Well I don't feel like doing anything at all at work or at home, I took yesterday afternoon off to clear up about three weeks accumulated dust, dirt and cat fur and spent the entire time on the internet catching up with blogs.

Your house looks pretty normal to me; eat chocolate and stay in your pjs if you feel like it. Sooner or later you will probably get fed up and actualy want to do something - though I can't imagine anyone really wanting to do housework. Such a waste of a brain.

Grit said...

the playmobil population strapped to a giant nose with a bit of string is the sort of art i can understand.

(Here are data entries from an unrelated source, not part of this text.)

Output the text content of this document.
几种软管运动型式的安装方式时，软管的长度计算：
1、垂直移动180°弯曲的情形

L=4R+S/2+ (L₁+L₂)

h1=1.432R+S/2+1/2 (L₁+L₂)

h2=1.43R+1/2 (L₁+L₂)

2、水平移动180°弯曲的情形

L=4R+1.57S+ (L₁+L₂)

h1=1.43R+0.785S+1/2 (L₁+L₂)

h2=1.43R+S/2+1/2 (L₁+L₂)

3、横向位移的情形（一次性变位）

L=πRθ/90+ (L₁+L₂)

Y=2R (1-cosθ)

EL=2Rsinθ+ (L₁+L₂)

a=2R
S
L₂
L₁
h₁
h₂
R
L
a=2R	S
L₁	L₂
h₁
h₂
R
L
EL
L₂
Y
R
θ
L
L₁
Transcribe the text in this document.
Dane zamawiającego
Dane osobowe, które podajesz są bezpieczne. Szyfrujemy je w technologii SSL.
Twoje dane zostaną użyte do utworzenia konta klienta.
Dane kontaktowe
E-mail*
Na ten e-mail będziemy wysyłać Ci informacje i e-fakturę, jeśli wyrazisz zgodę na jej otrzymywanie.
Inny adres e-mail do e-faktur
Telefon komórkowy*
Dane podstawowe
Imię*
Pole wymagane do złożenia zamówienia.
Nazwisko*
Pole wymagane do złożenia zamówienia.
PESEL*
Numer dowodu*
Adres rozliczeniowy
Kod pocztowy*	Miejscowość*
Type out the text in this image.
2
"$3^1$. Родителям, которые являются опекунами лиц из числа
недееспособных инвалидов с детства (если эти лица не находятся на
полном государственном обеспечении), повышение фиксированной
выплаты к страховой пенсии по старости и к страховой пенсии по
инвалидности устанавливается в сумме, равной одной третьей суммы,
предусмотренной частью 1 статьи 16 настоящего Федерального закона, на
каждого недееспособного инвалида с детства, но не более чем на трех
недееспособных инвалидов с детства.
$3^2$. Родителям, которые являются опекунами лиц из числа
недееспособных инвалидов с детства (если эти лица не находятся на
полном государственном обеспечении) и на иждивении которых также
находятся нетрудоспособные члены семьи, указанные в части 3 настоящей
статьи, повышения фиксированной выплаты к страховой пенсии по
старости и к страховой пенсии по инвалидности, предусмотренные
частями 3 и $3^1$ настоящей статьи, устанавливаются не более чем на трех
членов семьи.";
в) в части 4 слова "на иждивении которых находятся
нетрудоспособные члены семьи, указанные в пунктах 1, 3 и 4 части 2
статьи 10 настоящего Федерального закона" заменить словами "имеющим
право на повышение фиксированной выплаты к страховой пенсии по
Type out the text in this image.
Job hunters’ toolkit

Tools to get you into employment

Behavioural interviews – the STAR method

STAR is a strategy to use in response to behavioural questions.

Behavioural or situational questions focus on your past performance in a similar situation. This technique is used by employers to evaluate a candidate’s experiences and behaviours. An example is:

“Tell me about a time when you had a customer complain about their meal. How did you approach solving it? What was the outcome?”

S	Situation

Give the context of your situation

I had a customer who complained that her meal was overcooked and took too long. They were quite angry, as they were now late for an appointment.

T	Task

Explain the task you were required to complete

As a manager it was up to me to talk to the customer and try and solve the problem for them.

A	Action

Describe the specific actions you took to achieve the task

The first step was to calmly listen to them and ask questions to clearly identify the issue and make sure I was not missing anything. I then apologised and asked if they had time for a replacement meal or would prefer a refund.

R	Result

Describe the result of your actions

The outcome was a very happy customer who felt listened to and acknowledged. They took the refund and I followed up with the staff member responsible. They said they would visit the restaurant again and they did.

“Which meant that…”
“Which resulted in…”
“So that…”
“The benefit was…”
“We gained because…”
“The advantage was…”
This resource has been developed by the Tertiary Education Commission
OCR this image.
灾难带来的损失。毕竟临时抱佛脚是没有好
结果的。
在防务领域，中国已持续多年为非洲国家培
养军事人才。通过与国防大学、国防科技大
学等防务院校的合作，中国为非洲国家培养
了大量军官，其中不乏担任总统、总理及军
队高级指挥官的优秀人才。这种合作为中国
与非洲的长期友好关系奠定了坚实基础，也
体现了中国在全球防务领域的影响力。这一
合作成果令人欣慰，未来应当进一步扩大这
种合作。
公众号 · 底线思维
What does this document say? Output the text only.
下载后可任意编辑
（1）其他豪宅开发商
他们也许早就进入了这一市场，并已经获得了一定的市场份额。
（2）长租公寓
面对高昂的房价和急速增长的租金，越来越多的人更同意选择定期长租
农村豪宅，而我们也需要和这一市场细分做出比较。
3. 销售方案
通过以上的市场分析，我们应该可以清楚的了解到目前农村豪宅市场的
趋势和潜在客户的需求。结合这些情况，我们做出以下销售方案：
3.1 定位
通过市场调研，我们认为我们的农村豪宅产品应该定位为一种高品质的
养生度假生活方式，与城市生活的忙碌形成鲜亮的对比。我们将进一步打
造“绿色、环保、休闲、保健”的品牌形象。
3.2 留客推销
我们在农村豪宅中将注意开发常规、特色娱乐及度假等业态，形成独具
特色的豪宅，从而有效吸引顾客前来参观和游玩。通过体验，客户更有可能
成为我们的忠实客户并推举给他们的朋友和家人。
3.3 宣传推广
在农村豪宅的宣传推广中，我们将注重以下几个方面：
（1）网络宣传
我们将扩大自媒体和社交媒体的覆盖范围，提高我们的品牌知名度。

but take heart! consider that there are indeed worse things to do than stay at home and unpick a nose. mass murder surely being one of them.

Mr Farty said...

Is that - gasp! - sunshine outside your window? Le sigh.

WV = outgue - it's a sign, possibly in Belgian.

Waffle said...

Thank you all for your kind words. It took me something like two more hours to leave the house (fire went out, failed to relight fire, had to wait til giant pile of fire lighters worked, skinny mcstupid issues, keys hidden, bla bla), but I did finally get there.

WG - you are so right. All I did was buy cake anyway.

Ali - terrifying! Imagine me making my way back to the office and hiding under my desk! Argh.

Persephone - it is an illusion; the only thing shiny is the sun glinting off the puddles of dog wee.

Red Shoes - think of yourself as my homeworking sponsor. If I find myself wishing to go back to bed in a ball of dirty laundry I will call you up.

Elsie - ah, but with working full time you have An Excuse. Now, none. Bad.

Woman - I did, thank you. Goodness, the adrenalin rush!

Katyboo - fail on all counts. Fail fail fail. Dismal.

CA - I do agree. But woe, woe, the sordidness.

Grit - I wonder if they might be anything to do with Fluffy?

M Prouteur - Oui, c'est le sunshine mais nous avons également the minus ten. Le shivery dog n'est pas happy du tout.

Red Shoes said...

Agreed. I'll talk you through.

I have to say, my WV is "moron" and I find that terribly insulting at this hour of the day. Couldn't it have waited til afternoon to point out my obvious faults?! Evil WV!